If you have a valid license, save the relevant text file with the file extension .license in the /opt/thinlinc/etc/licenses directory. In principle, the basic system is now ready for use. You can install the printer as a next step or set up web access.

Configuring Printers with CUPS

Despite the increased acceptance of the paperless office, printing documents remains an important function that a central server solution also needs to support. According to the project website, ThinLinc is used in particular in university and official contexts, and the option of printing is especially required in the latter case despite growing digitalization. The tool therefore relies on the renowned CUPS print server for print functionality.

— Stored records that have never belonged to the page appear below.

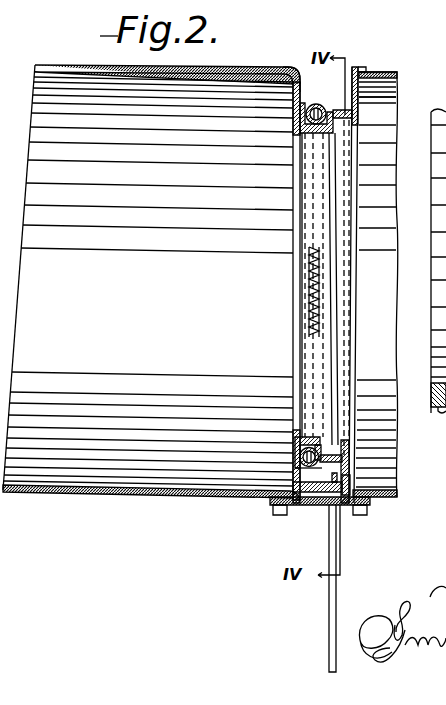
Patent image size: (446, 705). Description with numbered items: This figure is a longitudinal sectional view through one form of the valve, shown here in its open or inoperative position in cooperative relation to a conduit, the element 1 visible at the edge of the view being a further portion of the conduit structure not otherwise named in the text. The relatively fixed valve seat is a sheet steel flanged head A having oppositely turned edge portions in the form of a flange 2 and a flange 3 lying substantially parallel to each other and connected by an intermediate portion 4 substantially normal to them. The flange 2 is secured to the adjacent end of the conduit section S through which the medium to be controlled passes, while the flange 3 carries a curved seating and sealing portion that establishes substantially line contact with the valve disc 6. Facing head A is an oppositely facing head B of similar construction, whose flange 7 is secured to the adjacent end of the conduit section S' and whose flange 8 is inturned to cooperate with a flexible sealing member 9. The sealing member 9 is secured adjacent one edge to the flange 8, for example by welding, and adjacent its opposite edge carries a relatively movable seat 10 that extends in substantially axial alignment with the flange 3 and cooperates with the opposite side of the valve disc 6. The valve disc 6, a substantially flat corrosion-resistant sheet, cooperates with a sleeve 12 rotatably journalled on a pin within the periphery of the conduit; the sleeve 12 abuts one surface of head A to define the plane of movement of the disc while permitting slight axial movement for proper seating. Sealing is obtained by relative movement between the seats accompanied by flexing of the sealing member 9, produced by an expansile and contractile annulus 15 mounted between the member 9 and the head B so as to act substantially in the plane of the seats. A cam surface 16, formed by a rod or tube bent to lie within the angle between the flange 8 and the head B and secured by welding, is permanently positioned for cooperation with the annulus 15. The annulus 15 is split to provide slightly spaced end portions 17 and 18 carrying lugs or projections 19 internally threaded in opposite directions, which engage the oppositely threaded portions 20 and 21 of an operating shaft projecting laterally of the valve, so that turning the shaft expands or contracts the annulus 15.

The adjacent door panel 1 is at (438, 261).
The flange 2 is at (364, 67).
The flange 3 is at (354, 118).
The intermediate portion 4 is at (376, 88).
The valve disc 6 is at (329, 608).
The flange 7 is at (289, 66).
The flange 8 is at (301, 133).
The flexible sealing member 9 is at (323, 135).
The movable seat 10 is at (322, 457).
The sleeve 12 is at (313, 505).
The expansile and contractile annulus 15 is at (326, 94).
The cam surface 16 is at (296, 444).
The end portion 17 is at (300, 295).
The end portion 18 is at (305, 272).
The lugs or projections 19 is at (333, 289).
The threaded portion 20 is at (305, 253).
The threaded portion 21 is at (289, 329).
The conduit section S' is at (151, 269).
The conduit section S is at (382, 268).
The flanged head A is at (380, 100).
The head B is at (293, 108).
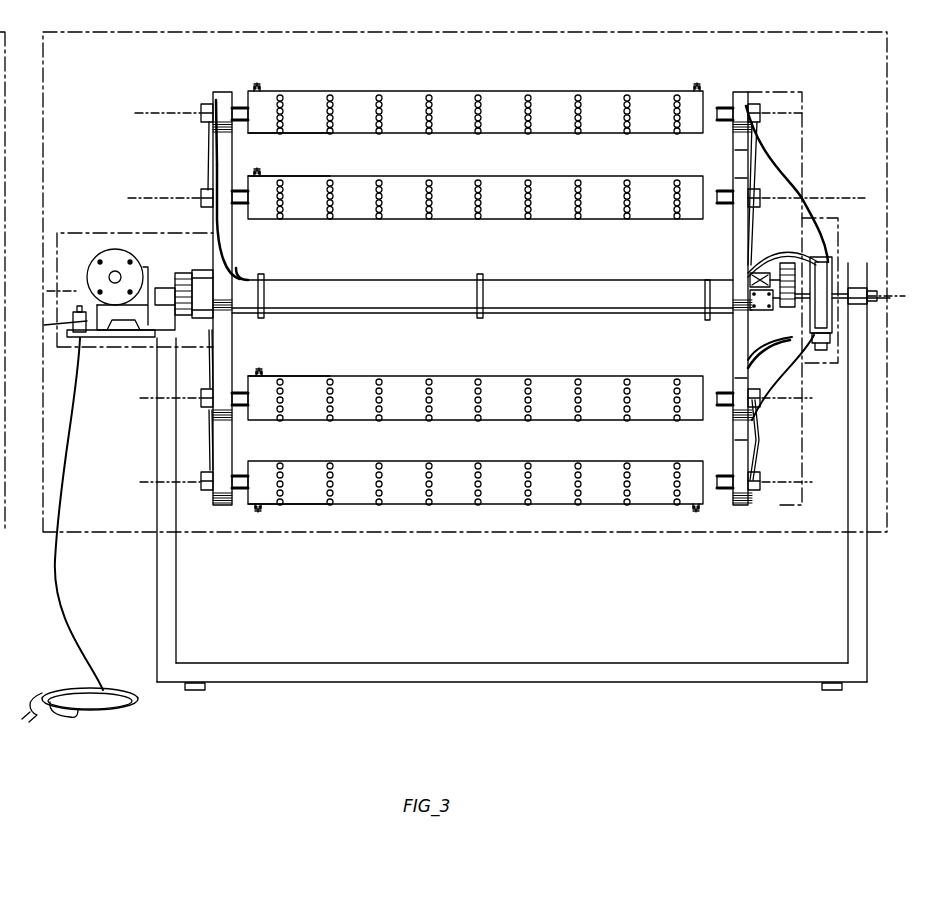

ThinLinc essentially offers two variants: access to a local printer or to the nearest printer. In the first case, you have two operating modes: device-independent and device-dependent. The two can be combined.

You need to revert to the ThinLinc setup to install the PDF conversion filter, the back end, and the queue in CUPS on all machines. The setup adds a new queue called thinlocal to the CUPS server and makes it available to the users. The thinlocal printer is cluster-enabled: If a user sends a print request to a node in a ThinLinc cluster that is not hosting the user session, the print request is forwarded automatically to a suitable node.

The local printer is ready to use once the installation is complete; you only need to ensure in the ThinLinc client configuration that the diversion has been activated.